Gdy patrzyłam na małżonków z fazy lato, zauważyłam, że rzadko mieli okazję iść we dwoje trzymając się za rękę. W rękach trzymali rączkę dziecka/wózek/rowerek/misia lub… telefon.
Rola rodzica, pracownika czy szefa często przesłania rolę małżonka. A to niezauważalnie może doprowadzić do rozluźnienia jedności małżeńskiej. Dlatego w tym okresie małżeństwa bardzo ważne jest, by rezerwować sobie regularnie czas tylko we dwoje. Na pewno też pomocne będą wszystkie nasze wyzwania : -)
Cztery pory roku – jesień
Jesień to czas niestabilnej pogody, czasem słońca, lecz częściej gwałtownego wichru i deszczu. Dla wielu także czas melancholii i zamyślenia.
Jeżeli małżeństwo ma dzieci, wchodzą one najpierw w okres buntu, potem zaczynają żyć własnym życiem. Trudne emocje z tym związane nakładają się często na tzw. kryzys wieku średniego. Nagle zdajemy sobie sprawę z tego, że nasz czas jest ograniczony, że nie zdołamy wszystkiego osiągnąć. Czasem dochodzimy do wniosku, że właściwie pragnęliśmy w życiu czegoś innego. Małżonkowie mogą być sobą rozczarowani, znużeni, czuć się niezrozumiani i osamotnieni. Często widzą jak bardzo oddalili się od siebie, zwłaszcza gdy zaniedbali relację we wcześniejszym okresie. Na szczęście nie musi tak być!
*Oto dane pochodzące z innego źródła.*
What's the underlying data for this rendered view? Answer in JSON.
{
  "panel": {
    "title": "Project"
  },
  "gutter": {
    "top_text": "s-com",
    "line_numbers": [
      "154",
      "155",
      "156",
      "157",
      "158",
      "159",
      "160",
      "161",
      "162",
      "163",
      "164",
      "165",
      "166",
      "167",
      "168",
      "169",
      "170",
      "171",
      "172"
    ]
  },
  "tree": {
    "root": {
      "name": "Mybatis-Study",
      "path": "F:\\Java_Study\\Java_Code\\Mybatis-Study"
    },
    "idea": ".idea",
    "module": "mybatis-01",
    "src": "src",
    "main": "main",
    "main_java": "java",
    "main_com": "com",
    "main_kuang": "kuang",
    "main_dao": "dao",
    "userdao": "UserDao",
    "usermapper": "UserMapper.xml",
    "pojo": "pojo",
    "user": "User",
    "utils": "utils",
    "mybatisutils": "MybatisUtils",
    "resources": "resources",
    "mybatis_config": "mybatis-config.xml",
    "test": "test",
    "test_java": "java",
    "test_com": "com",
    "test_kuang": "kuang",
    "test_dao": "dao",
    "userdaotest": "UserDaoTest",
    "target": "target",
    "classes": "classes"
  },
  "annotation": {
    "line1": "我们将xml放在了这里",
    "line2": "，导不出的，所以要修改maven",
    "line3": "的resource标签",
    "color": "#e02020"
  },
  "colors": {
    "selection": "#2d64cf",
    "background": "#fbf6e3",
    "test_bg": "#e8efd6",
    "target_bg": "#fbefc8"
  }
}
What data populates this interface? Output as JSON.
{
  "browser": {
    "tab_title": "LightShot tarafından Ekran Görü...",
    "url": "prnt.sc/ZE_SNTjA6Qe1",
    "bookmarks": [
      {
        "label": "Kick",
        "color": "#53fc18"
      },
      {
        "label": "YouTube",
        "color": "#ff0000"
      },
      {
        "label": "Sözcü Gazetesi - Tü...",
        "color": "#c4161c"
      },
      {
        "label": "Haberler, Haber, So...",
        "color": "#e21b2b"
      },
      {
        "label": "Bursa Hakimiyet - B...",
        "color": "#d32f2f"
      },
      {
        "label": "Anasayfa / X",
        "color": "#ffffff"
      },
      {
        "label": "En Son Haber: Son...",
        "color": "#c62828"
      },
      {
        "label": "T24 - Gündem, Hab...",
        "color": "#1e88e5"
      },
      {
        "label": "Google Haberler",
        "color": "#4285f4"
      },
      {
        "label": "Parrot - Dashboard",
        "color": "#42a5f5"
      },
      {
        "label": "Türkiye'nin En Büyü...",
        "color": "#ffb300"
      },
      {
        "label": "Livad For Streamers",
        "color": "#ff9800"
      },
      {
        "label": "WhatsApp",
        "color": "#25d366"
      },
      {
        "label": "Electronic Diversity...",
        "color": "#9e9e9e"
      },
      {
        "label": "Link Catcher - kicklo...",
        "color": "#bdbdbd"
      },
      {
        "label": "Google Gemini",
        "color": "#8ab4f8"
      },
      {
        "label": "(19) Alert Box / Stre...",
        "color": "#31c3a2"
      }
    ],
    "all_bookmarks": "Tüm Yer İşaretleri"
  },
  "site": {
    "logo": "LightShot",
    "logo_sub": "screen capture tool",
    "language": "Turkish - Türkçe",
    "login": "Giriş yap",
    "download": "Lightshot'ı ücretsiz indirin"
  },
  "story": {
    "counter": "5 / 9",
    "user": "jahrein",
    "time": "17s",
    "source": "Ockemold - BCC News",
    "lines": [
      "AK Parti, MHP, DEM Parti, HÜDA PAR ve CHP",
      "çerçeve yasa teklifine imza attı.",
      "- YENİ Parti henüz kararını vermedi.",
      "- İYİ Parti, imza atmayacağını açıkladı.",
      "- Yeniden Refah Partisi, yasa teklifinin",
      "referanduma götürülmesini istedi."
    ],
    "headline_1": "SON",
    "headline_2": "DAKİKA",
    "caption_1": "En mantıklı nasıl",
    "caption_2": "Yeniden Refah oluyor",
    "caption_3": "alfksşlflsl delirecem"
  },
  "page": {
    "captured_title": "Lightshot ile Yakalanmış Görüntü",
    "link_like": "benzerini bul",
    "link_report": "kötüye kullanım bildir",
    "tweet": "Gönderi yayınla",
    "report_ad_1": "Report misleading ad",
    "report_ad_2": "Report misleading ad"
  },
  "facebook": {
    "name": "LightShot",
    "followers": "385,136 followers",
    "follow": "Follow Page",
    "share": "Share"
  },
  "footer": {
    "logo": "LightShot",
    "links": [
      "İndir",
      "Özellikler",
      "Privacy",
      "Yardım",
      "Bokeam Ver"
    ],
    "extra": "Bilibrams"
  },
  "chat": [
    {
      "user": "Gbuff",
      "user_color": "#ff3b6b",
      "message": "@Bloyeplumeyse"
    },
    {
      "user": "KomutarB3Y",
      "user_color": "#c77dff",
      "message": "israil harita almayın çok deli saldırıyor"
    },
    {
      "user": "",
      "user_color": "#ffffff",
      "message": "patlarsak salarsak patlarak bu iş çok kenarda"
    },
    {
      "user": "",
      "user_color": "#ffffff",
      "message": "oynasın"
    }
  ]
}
Mało widziałam jesiennych małżeństw, które spacerowały objęte czy za ręce. Dużym uproszczeniem byłoby oczywiście wyciąganie wniosku, że skoro tego nie robią, to w ich relacji nie dzieje się dobrze. Może po prostu nie lubią publicznego okazywania uczuć. Jednak warto się temu uważnie przyjrzeć w swoim małżeństwie. Może gdzieś po drodze pewne gesty miłości się pogubiły. Może jednemu z Was bardzo na tym zależy? A może trudne przeżycia z Waszej przeszłości powodują, że ciężko Wam się na siebie znowu otworzyć?
W tym czasie małżonkowie powinni skupić się przede wszystkim na tym, by się wzajemnie wspierać i zachęcać. W udzielaniu wsparcia i wzmacnianiu atmosfery miłości wielką pomocą będą drobne gesty czułości.
Cztery pory roku – zima
Zima jest zazwyczaj długa, bywa trudna, ale niesie ze sobą pewien spokój i wyciszenie. Długie wieczory sprzyjają rozmowom i oddawaniu się ulubionym zajęciom.
Małżeństwa, które przetrwały czas żniw i czas wichrów, utrzymując miłość i przyjaźń, mogą cieszyć się wspólnym czasem i bliskością. To czas odkrywania się na nowo, wspierania się w niedogodnościach związanych ze starością. Znamy już zazwyczaj swoje słabości, choć często odkrywamy, że wiele trudnych przyzwyczajeń małżonka nasila się wraz z wiekiem. Jednak dojrzałość powoduje, że mamy dla siebie więcej zrozumienia.
Wzruszają mnie starsze pary spacerujące za ręce czy pod rękę Myślę o tym, ile wspólnie przeżyli. Jak bardzo stali się jednością. Jak trudno będzie się rozstać na skraju życia. Jednak, aby dojść do takiej bliskości, codziennie podejmowali decyzję, że będą cenić dobro małżonka ponad swoje.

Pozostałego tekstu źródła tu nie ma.